I defer to the expertise of others that this is the big deal scientifically it appears to be. What I find fascinating about this — indeed, what I find fascinating about the role of technology generally (I've long wanted to write a big think piece on this) — is how necessity is not only the mother of invention, it's the father of immorality.

Because President Bush wisely placed limitations on one scientific path, scientists needed to come up with another route to the same goal. It now sounds like they found it. Huzzahs to everyone (Memo to the Communications Director: Bush should give a speech on this taking his share of the credit).

So now let's assume the best case scenario. Let's assume that creating embryos to destroy them is no longer "necessary" for the relevant science to proceed. As this truth sinks in, suddenly a lot more people are going to concede that there's something immoral or at least icky about creating embryos just to cannibalize their parts. Of course, because of the abortion debate, we won't get anything like unanimity on this point (some pro-choicers will never concede that there's much moral worth to embryos). But, since it's not necessary to create the embryos in order to proceed with stem cell research, most people will be much more likely to condemn the very idea of creating big eugenicky labs full of embryos. Imagine what a pro-life Hollywood could do with such dystopian fodder.

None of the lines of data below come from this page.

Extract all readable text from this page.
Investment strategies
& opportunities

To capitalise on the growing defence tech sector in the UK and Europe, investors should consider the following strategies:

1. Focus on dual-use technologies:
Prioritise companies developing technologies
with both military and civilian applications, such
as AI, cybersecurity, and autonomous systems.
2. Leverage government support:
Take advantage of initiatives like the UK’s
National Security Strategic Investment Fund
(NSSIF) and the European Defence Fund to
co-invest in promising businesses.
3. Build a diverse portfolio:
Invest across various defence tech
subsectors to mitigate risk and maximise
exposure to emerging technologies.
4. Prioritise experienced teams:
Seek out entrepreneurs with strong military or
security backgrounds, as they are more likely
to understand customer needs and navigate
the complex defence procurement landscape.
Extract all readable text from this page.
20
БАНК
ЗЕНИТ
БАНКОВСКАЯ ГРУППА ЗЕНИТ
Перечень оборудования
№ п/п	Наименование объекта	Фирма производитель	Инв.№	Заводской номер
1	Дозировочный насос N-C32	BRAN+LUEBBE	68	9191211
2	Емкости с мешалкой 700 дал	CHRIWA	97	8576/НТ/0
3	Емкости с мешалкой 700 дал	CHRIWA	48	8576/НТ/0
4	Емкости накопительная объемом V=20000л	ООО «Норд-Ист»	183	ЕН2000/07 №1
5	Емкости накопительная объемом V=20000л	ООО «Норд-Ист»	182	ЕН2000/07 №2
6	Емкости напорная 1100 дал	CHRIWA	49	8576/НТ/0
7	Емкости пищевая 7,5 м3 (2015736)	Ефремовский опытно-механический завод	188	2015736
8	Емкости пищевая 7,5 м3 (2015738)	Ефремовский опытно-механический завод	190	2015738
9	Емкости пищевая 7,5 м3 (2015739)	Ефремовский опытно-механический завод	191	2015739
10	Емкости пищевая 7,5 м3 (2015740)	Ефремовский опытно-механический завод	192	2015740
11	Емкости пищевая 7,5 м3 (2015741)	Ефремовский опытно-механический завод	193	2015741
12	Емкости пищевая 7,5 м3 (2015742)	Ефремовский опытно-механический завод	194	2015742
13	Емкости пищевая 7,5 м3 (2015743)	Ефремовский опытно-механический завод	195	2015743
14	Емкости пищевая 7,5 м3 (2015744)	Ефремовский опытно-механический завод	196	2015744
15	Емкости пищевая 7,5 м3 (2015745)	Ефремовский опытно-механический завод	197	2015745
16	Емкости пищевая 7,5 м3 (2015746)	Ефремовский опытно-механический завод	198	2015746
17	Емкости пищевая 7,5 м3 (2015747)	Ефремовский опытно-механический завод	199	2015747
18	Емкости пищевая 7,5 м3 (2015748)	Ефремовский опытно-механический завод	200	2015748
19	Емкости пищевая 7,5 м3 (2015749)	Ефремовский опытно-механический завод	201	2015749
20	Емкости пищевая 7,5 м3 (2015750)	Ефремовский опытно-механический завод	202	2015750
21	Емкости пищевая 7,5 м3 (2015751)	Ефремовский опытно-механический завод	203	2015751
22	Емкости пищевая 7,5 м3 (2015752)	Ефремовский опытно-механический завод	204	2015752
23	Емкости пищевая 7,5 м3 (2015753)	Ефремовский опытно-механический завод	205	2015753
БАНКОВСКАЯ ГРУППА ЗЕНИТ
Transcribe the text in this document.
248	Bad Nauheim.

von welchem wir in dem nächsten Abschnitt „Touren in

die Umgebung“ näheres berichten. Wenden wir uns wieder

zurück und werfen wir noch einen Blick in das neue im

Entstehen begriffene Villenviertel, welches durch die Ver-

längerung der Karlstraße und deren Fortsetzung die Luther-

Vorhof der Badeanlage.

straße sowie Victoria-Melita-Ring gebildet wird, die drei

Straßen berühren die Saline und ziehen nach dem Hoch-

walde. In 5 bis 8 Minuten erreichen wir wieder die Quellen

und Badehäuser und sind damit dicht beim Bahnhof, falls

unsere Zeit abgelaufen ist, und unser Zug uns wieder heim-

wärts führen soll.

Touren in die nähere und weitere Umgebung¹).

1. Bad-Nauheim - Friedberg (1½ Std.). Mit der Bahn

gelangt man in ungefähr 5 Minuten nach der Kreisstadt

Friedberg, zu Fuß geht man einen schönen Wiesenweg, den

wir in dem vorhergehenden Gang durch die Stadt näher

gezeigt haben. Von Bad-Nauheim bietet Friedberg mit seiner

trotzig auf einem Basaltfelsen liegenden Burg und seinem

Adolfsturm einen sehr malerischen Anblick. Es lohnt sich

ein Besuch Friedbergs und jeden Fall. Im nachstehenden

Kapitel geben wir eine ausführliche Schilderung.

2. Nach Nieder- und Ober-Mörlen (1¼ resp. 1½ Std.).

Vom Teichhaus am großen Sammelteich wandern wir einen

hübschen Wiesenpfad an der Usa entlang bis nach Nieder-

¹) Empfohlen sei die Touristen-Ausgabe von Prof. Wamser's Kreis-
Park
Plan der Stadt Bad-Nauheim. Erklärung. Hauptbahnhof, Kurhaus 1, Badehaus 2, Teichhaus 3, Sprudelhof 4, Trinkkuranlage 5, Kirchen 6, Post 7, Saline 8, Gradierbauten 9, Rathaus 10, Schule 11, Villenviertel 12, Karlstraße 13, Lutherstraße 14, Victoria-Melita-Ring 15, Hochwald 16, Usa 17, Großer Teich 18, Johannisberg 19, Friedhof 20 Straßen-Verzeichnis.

Or to change the example, look at child labor. America banned child labor only after mechanization, industrialization and education had progressed to a point where most people didn't need to put their kids to work. Once the necessity was gone for most Americans — particularly urban Americans — the ability to condemn the last vestiges of the practice as immoral increased enormously (which is why it was banned only when the practice had almost died out). As a philosophical point, if child labor is evil, it should have been more evil when, say, 95% of kids worked in dangerous conditions. And yet, socially and politically, the opposite was the case. Only when a mere 5% worked in dangerous conditions did the public suddenly become shocked that it was happening at all. In other words, only when kids don't need to work does it seem wrong to put them to work. Similarly, only when you don't need to create embryos to poach stem cells can a consensus form around the proposition that it is evil to create them to poach stem cells.

This is a very Whiggish point I'm making here about the nature of moral progress — or the perception of it — but I think it's really just a fascinating topic (with implications for everything from war to torture to even gay marriage) even if I'm not explaining it as well as I'd like. Perhaps some day.


My Sunday school class this past week was on our strategies of self-deception and rationalization to excuse our sin; I think I'll revisit the topic with Goldberg's post in hand.